New York Post

OK, NOW THAT'S A SKYSCRAPER!

Okla. plans US tallest

- By PATRICK REILLY

Plans to build the tallest skyscraper in the United States are shaping up in an unlikely metropolis: Oklahoma City.

Developers at a realestate company are adjusting the already ambitious plans to construct the Boardwalk at Bricktown Tower by a few hundred feet to make the building reach 1,907 feet high — which would make it the tallest in the country, the Oklahoma City Free Press reported.

“The symbolic height honors the year that Oklahoma was admitted as the 46th state of the United States,” Matteson Capital said in a statement.

The firm’s initial applicatio­n had the tallest of the building’s four towers reaching 1,750 feet, which would have made it the second-tallest building in the country behind Manhattan’s Freedom Tower.

Matteson Capital said Monday it intends to request a variance from the city’s zoning board to construct the mammoth project. If approved, the structure would be the sixth-tallest in the world.

What’s inside

Plans for the structure call for three towers, each about 345 feet tall, and a fourth tower jutting 1,907 feet into the sky, dominating Oklahoma City’s otherwise unremarkab­le skyline.

The mixed-use project spans 5 million square feet.

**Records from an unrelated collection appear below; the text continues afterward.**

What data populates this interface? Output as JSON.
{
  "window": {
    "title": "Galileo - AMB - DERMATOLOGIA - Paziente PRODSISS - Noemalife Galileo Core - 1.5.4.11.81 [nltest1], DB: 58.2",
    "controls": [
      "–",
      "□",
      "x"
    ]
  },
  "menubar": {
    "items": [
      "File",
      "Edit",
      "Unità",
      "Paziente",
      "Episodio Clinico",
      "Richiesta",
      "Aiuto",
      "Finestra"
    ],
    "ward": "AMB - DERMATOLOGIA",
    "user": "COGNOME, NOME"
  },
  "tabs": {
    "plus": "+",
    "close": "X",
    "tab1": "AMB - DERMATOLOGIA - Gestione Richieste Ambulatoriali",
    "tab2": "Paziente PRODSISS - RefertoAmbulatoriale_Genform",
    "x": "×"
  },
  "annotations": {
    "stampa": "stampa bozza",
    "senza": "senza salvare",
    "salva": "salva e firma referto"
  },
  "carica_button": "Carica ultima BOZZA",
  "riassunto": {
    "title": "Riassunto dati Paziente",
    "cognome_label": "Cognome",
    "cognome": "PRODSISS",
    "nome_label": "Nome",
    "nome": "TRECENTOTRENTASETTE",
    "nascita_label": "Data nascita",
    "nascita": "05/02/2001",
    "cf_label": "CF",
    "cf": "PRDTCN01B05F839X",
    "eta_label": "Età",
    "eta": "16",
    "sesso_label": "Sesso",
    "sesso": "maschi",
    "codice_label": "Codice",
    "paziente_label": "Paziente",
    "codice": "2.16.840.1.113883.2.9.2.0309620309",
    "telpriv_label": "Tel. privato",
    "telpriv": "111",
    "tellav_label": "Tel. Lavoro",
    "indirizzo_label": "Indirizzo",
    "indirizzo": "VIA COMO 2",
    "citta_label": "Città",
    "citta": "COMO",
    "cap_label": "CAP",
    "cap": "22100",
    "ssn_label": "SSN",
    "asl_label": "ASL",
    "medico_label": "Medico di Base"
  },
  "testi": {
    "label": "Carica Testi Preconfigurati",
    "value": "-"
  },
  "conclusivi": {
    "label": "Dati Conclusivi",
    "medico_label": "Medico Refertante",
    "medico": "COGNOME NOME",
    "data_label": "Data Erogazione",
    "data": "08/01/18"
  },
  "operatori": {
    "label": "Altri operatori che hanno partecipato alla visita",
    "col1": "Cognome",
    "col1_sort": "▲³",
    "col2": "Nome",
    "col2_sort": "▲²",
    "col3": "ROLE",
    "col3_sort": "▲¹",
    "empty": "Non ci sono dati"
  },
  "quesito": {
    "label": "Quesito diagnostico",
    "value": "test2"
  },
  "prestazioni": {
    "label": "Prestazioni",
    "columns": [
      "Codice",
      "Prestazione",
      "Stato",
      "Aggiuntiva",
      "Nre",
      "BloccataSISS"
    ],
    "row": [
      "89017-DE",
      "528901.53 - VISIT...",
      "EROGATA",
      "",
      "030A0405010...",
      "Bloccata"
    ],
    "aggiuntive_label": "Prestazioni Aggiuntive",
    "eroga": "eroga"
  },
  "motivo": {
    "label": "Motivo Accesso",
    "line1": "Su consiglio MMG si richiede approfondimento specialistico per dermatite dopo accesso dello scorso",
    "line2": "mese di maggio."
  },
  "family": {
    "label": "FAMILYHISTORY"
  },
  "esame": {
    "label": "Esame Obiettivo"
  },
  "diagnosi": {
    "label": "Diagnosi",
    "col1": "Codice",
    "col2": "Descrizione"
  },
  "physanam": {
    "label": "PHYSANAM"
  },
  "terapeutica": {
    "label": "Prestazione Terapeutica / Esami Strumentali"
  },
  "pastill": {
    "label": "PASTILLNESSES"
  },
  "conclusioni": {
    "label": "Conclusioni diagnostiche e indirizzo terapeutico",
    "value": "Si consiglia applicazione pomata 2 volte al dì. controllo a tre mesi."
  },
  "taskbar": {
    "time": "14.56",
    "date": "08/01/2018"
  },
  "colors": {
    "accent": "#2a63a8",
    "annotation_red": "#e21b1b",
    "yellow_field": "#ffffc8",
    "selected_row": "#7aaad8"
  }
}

Plans include 1,776 residentia­l units, two Hyatt hotels, condos and 110,000 square feet of commercial and community use space.

The top floors of the supertall tower will have a restaurant, a bar and an observatio­n deck, according to Matteson Capital.

However, city officials told the Oklahoma City Free Press that the company would need city officials to rezone the property instead of simply requesting a variance.

Oklahoma City, home to some 680,000 people in the 2020 Census, is one of the fastest-growing cities in America, jumping to the country’s 20th-most populous last year.

If developers get a zoning variance, a planned 1,907-foot skyscraper (left) in Oklahoma City would surpass the 1,776-foot World Trade Center 1 as tallest in the United States — and the sixth tallest in the world.